Por supuesto, por supuesto que las bolas están diseñadas para que sean demasiado grandes para que algo así pueda ocurrir, pero de algún modo la chiquilla había empujado una hasta el fondo de su boca. Algo que debería haber sido imposible. La bola estaba demasiado lejos y demasiado encajada para poder ser extraída. La pequeña tenía los ojos como platos, y sus pies y rodillas rotaban una y otra vez hacia dentro.
Se ve a la madre levantarla y golpearle en la espalda, con mucha fuerza. Los niños están colocados a lo largo de la pared, observando.
Uno de los hombres consigue apartar a la madre y coge a la pequeña para realizar la maniobra de Heimlich. La cara no se ve con demasiada nitidez en la grabación, pero se nota que está ya muy oscura, del color de un moratón, y la cabeza le cuelga inerte.
Justo cuando tiene los brazos alrededor de la niña, algo sucede a los pies del hombre, que resbala en las bolas sin dejar de abrazar a la chiquilla. Los dos se desploman juntos.
Los niños fueron llevados a otra sala. Ni que decir tiene que la voz se corrió por la tienda y todos los progenitores ausentes acudieron en tropel. Cuando llegó el primero, una madre, se encontró al hombre que había intervenido gritando a los niños mientras la cuidadora trataba desesperadamente de tranquilizarlo. El hombre les exigía que le dijesen dónde estaba la otra cría, la que se había acercado y le había hablado cuando él estaba tratando de ayudar, la que se había dedicado a estorbarle.
Ese era uno de los motivos por los que teníamos que reproducir la grabación una y otra vez, para ver de dónde había salido esa niña y qué había sido de ella. Pero de esa chiquilla no había ni rastro.
Desde luego que intenté que me trasladaran a otro centro, pero nuestro sector no pasaba por una buena racha, ni ningún otro. Me dejaron bastante claro que la mejor manera de conservar mi puesto era no moverme.
El parque de bolas estuvo cerrado, en un principio durante la investigación, después por «reformas» y luego más tiempo mientras se debatía su futuro. El cierre se convirtió en indefinido de manera extraoficial, y posteriormente de manera oficial.

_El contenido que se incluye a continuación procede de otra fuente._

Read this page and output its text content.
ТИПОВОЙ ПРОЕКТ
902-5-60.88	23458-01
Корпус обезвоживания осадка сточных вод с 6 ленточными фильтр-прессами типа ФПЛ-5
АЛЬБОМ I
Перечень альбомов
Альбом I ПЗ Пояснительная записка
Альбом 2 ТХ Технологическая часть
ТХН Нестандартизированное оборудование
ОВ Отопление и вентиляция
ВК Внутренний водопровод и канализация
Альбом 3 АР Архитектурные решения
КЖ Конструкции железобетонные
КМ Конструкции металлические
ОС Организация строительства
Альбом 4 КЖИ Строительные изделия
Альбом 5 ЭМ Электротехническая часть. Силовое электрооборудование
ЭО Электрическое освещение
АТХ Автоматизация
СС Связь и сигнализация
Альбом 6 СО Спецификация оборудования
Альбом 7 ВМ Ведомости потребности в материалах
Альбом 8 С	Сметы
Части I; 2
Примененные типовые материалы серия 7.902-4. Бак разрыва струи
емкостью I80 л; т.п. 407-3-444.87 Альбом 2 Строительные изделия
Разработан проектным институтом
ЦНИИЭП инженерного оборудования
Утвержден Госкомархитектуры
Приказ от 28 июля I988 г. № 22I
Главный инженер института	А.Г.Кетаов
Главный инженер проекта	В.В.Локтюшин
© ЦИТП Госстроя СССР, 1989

Los adultos que estaban al tanto de lo sucedido (y siempre me sorprendía que fuesen tan pocos) pasaban a toda prisa junto al recinto con sus chiquilines bien sujetos en las sillitas y los ojos clavados en la línea que marcaba el camino que llevaba a la zona de exposición, pero sus hijos seguían añorando el parque de bolas. Lo notabas cuando subían por las escaleras con sus padres. Creían que iban al parque y empezaban a parlotear sobre él, a hablar a gritos del laberinto y de los colores, y cuando se daban cuenta de que estaba cerrado, con la cristalera tapada con papel marrón, siempre había lágrimas.